Preset Model Parameters Size Schema format
T5SqlGenerator.t5SmallAwesome() T5-small-awesome-text-to-sql 60M ~240 MB CREATE TABLE DDL
T5SqlGenerator.t5LargeSpider() T5-LM-Large-text2sql-spider 0.8B ~4.6 GB Spider format with [SEP]

Choosing a preset

T5-small-awesome is recommended for most use cases. It's fast, lightweight, and handles standard SQL patterns well. Schema is provided as familiar CREATE TABLE statements.

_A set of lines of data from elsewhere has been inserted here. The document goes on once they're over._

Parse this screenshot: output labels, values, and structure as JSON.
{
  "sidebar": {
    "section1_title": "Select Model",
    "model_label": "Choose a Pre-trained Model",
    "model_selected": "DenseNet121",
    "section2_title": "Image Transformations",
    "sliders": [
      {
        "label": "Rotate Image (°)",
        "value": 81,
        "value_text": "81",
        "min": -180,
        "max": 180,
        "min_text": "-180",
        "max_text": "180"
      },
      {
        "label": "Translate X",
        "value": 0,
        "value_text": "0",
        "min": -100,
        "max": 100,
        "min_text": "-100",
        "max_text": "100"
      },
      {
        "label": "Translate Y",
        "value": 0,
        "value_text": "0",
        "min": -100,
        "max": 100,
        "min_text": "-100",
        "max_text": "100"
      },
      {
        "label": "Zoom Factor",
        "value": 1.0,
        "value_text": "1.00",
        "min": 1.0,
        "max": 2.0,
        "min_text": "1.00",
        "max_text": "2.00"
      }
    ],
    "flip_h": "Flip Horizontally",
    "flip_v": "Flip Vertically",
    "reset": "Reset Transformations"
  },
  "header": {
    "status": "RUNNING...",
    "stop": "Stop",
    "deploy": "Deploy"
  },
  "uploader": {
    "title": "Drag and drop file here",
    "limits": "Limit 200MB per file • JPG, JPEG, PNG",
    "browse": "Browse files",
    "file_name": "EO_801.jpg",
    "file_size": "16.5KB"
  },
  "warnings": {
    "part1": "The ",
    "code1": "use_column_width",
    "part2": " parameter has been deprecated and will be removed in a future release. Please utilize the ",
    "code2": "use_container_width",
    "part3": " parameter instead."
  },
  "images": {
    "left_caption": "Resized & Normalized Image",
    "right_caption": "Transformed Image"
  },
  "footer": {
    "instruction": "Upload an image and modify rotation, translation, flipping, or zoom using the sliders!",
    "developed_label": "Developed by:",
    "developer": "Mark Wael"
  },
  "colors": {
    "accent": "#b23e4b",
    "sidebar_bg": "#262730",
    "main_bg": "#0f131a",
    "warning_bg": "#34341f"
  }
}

T5-large-spider produces higher accuracy on complex queries (JOINs, subqueries, GROUP BY with HAVING). It uses a specialized schema format designed for the Spider benchmark with quoted identifiers and [SEP] table delimiters — ideal for integration with JDBC metadata.

Schema formats

T5-small-awesome (CREATE TABLE DDL)

String schema = "CREATE TABLE employees (id INT, name VARCHAR, salary INT); "
              + "CREATE TABLE departments (id INT, name VARCHAR)";
sqlGen.generateSql("What is the average salary?", schema);

T5-large-spider (Spider format)

String schema = "\"employees\" \"id\" int, \"name\" varchar, \"salary\" int, "
              + "foreign_key: primary key: \"id\" "
              + "[SEP] "
              + "\"departments\" \"id\" int, \"name\" varchar, "
              + "foreign_key: primary key: \"id\"";
sqlGen.generateSql("What is the average salary?", schema);

Builder options

Method Type Default Description
.modelId(String) String Preset-dependent HuggingFace model ID
.modelSource(ModelSource) ModelSource HuggingFaceModelSource Model resolution strategy
.sessionOptions(SessionConfigurer) SessionConfigurer default ONNX Runtime session config
.tokenizerProvider(TokenizerProvider) TokenizerProvider UnigramTokenizer Tokenizer construction strategy
.promptFormatter(BiFunction) BiFunction<String, String, String> Preset-dependent Combines (query, schema) into model prompt
.maxNewTokens(int) int 256 Maximum tokens to generate
.temperature(float) float 0.0 Sampling temperature
.topK(int) int 0 (disabled) Top-K sampling
.topP(float) float 0.0 (disabled) Nucleus sampling
.eosTokenId(int) int Auto-detected End-of-sequence token ID

Result type

GenerationResult is a record with:

Field Type Description
text() String The generated SQL query
promptTokens() int Number of tokens in the input
generatedTokens() int Number of tokens generated
duration() Duration Wall-clock generation time

The convenience method generateSql(query, schema) returns the SQL as a plain String.

Tips

  • Use greedy decoding (default temperature=0) for SQL generation — deterministic output is what you want.
  • Always validate and sanitize generated SQL before executing it against a real database.
  • Include all relevant tables in the schema, even if the query only touches one — the model uses the full schema to resolve column references.
  • For the T5-large-spider model, the schema format can be generated programmatically from JDBC DatabaseMetaData.